Thai AirAsia Parent Raising Up To $536 Million As Airline Plots Recovery From Pandemic-Induced Travel Slump

Asia Aviation—the operator of Thailand’s Thai AirAsia—will raise as much as 17.9 billion baht ($536 million) to boost the group’s finances and help revive the loss-making airline that’s been hard hit by the Covid-19 pandemic.

Through a private placement, Asia Aviation will sell 7.8 billion baht of shares to Malaysian tycoon Tony Fernandes’ AirAsia Group, the company said in a filing to the Thai bourse. A group of investors led by Pitharn Ongkosit, the CEO of KCE Electronics—founded by Pitharn’s father Bancha Ongkosit—will subscribe to an additional 1 billion baht of Asia Aviation shares, it added.

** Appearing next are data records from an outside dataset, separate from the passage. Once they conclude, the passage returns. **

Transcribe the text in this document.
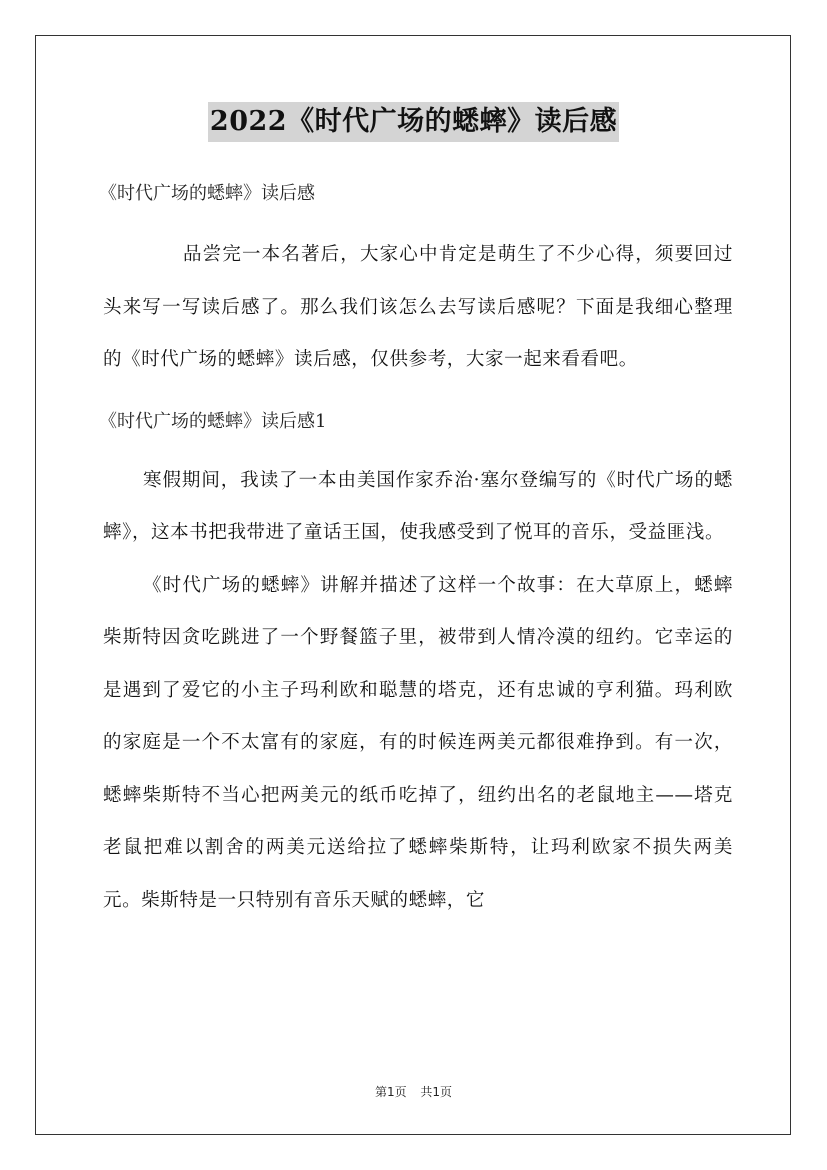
2022《时代广场的蟋蟀》读后感

《时代广场的蟋蟀》读后感

品尝完一本名著后，大家心中肯定是萌生了不少心得，须要回过头来写一写读后感了。那么我们该怎么去写读后感呢？下面是我细心整理的《时代广场的蟋蟀》读后感，仅供参考，大家一起来看看吧。

《时代广场的蟋蟀》读后感1

寒假期间，我读了一本由美国作家乔治·塞尔登编写的《时代广场的蟋蟀》，这本书把我带进了童话王国，使我感受到了悦耳的音乐，受益匪浅。

《时代广场的蟋蟀》讲解并描述了这样一个故事：在大草原上，蟋蟀柴斯特因贪吃跳进了一个野餐篮子里，被带到人情冷漠的纽约。它幸运的是遇到了爱它的小主子玛利欧和聪慧的塔克，还有忠诚的亨利猫。玛利欧的家庭是一个不太富有的家庭，有的时候连两美元都很难挣到。有一次，蟋蟀柴斯特不当心把两美元的纸币吃掉了，纽约出名的老鼠地主——塔克老鼠把难以割舍的两美元送给拉了蟋蟀柴斯特，让玛利欧家不损失两美元。柴斯特是一只特别有音乐天赋的蟋蟀，它

第1页 共1页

Asia Aviation—backed by Thai tycoon Tassapon Bijleveld—also plans to raise 3.9 billion baht from loans, 3 billion baht from a rights offering and 2.2 billion baht from the sale of convertible bonds.

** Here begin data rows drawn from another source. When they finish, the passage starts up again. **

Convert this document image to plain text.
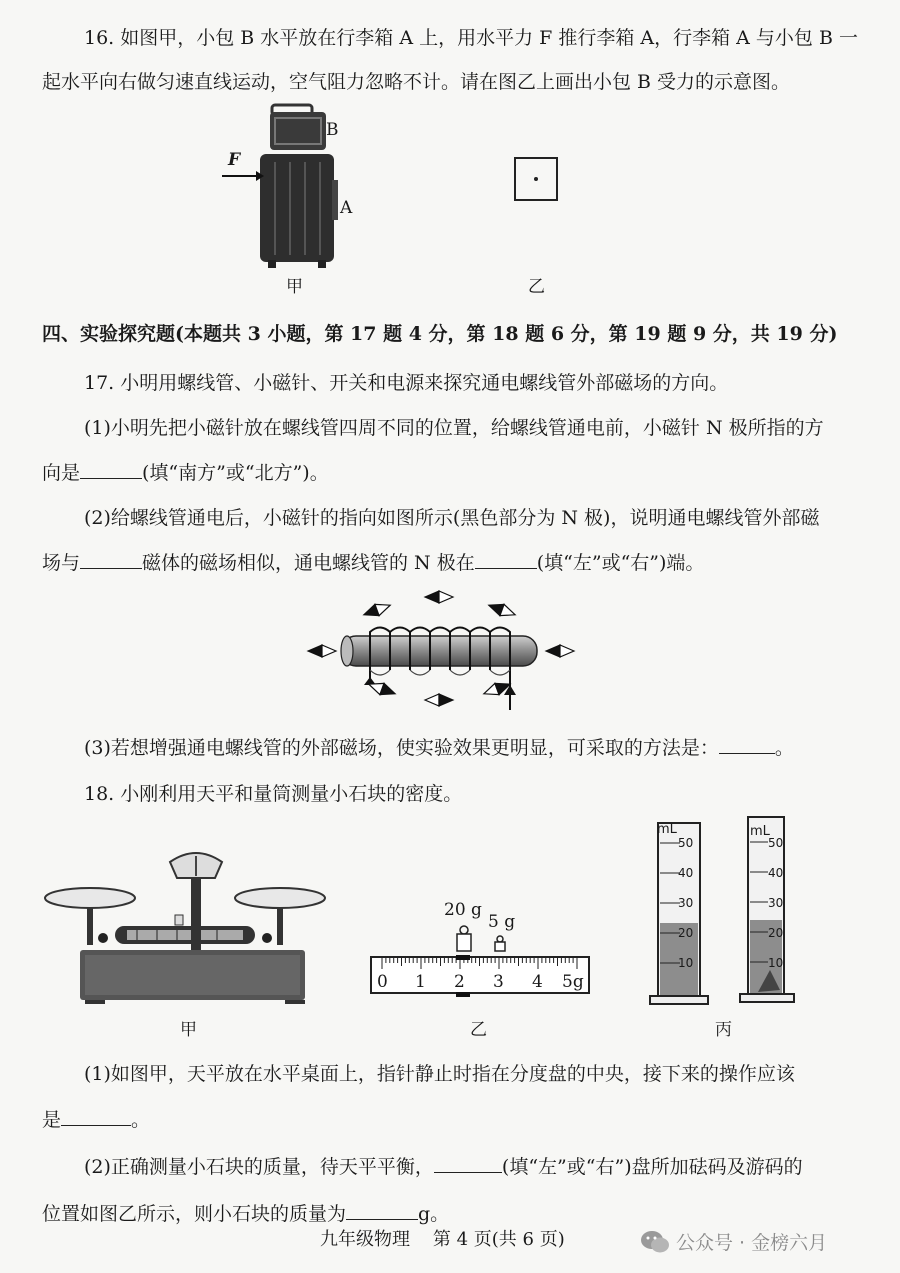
16. 如图甲，小包 B 水平放在行李箱 A 上，用水平力 F 推行李箱 A，行李箱 A 与小包 B 一
起水平向右做匀速直线运动，空气阻力忽略不计。请在图乙上画出小包 B 受力的示意图。
F
B
A
甲	乙
四、实验探究题(本题共 3 小题，第 17 题 4 分，第 18 题 6 分，第 19 题 9 分，共 19 分)
17. 小明用螺线管、小磁针、开关和电源来探究通电螺线管外部磁场的方向。
(1)小明先把小磁针放在螺线管四周不同的位置，给螺线管通电前，小磁针 N 极所指的方
向是	(填“南方”或“北方”)。
(2)给螺线管通电后，小磁针的指向如图所示(黑色部分为 N 极)，说明通电螺线管外部磁
场与	磁体的磁场相似，通电螺线管的 N 极在	(填“左”或“右”)端。
(3)若想增强通电螺线管的外部磁场，使实验效果更明显，可采取的方法是：	。
18. 小刚利用天平和量筒测量小石块的密度。
甲
20 g
5 g
0 1 2 3 4 5g
乙
mL
50
40
30
20
10
mL
50
40
30
20
10
丙
(1)如图甲，天平放在水平桌面上，指针静止时指在分度盘的中央，接下来的操作应该
是	。
(2)正确测量小石块的质量，待天平平衡，	(填“左”或“右”)盘所加砝码及游码的
位置如图乙所示，则小石块的质量为	g。
九年级物理    第 4 页(共 6 页)	公众号 · 金榜六月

Airlines are among the hardest hit by the pandemic as countries around the world closed their borders to contain the virus. The International Air Transport Association continues to expect airlines worldwide to incur losses of $11.6 billion next year and $51.8 billion this year. At the height of the pandemic in 2020, the industry incurred as much as $137.7 billion in losses, according to IATA.

“The situation arising from the Covid-19 pandemic has severely affected the aviation industry,” Asia Aviation said. “Although the company has recently used its best efforts to plan in order for the company’s business operation to continue during the pandemic, this has not been possible. This has resulted in a very negative impact on the company’s business and operating results.”


Airlines have been scrambling to raise fresh capital to survive the pandemic, with some seeking bankruptcy protection such as billionaire Lucio Tan’s Philippine Airlines. Asia Aviation’s partner, AirAsia said in May it plans to raise as much as 2.5 billion ringgit ($601 million) through borrowings and share sales to provide the loss-making carrier ample liquidity to weather the negative impact of the pandemic as the airline pivots into digital businesses.

Fernandes and his business partner, Kamarudin Meranun, took over AirAsia in 2001 to build a low-cost carrier that would make air travel affordable. Fernandes—who dropped out of this year’s ranking of Malaysia’s 50 Richest people—also has interests in hospitality, insurance and education.